Defect control based on interfacial passivation via post-treatment of 1-ethylpyridine hydrobromide for achieving efficient and stable perovskite solar cells

Abstract

The carrier recombination caused by a series of crystal defects in perovskite materials is still the main obstacle to further improve the photoelectric conversion efficiency. Herein, as an agent for interfacial engineering, 1-ethylpyridine hydrobromide (EPB) was employed to treat the FA1-xMAxPbI3-yBry perovskite film using a two-step sequential deposition method. The influence and mechanism of the post-treatment with EPB on the film properties and photovoltaic performance of the relevant perovskite solar cells (PSCs) were studied. The champion EPB-treated perovskite solar cell achieved a remarkable power conversion efficiency (PCE) of 20.71 % with an enhanced short current density (Jsc) of 24.14 mA cm−2, which is higher than that (PCE = 18.85 %, Jsc = 23.40 mA cm−2) of the pristine device without EPB. The nitrogen (N) atom in EPB exhibits a strong coordination with lead (Pb) from the perovskite, which reduces defect density and suppresses non-radiative recombination for achieving high-performance PSCs.
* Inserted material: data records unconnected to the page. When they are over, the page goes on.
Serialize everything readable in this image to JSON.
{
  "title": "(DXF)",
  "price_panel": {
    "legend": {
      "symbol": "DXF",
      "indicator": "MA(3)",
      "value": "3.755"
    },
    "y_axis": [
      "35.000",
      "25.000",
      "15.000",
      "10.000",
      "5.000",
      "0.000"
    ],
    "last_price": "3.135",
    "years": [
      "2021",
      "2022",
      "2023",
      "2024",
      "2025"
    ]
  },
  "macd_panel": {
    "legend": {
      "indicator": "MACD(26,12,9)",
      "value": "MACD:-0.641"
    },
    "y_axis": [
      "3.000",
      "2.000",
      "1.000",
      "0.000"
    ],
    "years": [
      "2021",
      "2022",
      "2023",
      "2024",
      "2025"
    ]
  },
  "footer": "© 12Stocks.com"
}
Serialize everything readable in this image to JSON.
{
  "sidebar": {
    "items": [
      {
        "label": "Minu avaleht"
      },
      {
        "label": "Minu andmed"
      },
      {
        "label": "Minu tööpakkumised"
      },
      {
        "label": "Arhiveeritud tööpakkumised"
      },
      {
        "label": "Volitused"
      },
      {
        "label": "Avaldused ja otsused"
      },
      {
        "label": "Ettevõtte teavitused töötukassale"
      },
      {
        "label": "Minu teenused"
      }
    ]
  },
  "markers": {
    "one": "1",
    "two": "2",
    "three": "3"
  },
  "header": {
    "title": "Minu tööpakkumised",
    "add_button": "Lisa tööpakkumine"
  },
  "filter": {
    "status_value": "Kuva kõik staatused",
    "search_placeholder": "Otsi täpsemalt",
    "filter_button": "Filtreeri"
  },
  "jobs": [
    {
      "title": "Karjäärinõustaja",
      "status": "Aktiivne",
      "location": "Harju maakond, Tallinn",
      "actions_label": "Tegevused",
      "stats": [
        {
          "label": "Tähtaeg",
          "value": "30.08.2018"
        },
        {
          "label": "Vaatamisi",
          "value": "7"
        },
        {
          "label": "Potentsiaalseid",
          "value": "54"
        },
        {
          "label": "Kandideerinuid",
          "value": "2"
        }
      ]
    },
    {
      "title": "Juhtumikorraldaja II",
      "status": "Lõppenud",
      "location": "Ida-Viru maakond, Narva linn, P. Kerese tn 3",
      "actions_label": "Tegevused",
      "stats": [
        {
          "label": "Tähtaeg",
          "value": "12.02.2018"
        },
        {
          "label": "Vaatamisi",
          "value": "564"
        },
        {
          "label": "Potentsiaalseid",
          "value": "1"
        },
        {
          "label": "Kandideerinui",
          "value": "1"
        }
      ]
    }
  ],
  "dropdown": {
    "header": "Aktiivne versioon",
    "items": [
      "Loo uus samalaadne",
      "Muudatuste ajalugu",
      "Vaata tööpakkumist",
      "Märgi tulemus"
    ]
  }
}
The UV–vis and UPS results reveal that the effective passivation effect of EPB reduces the drop of the valence band between perovskite and SpiroOMeTAD, which effectively promoting the interfacial transport of carriers. As a result, The PCE of the EPB-treated device remains more than 90 % of the initial efficiency after 400 h of unpackaged and about 40 % ambient humidity.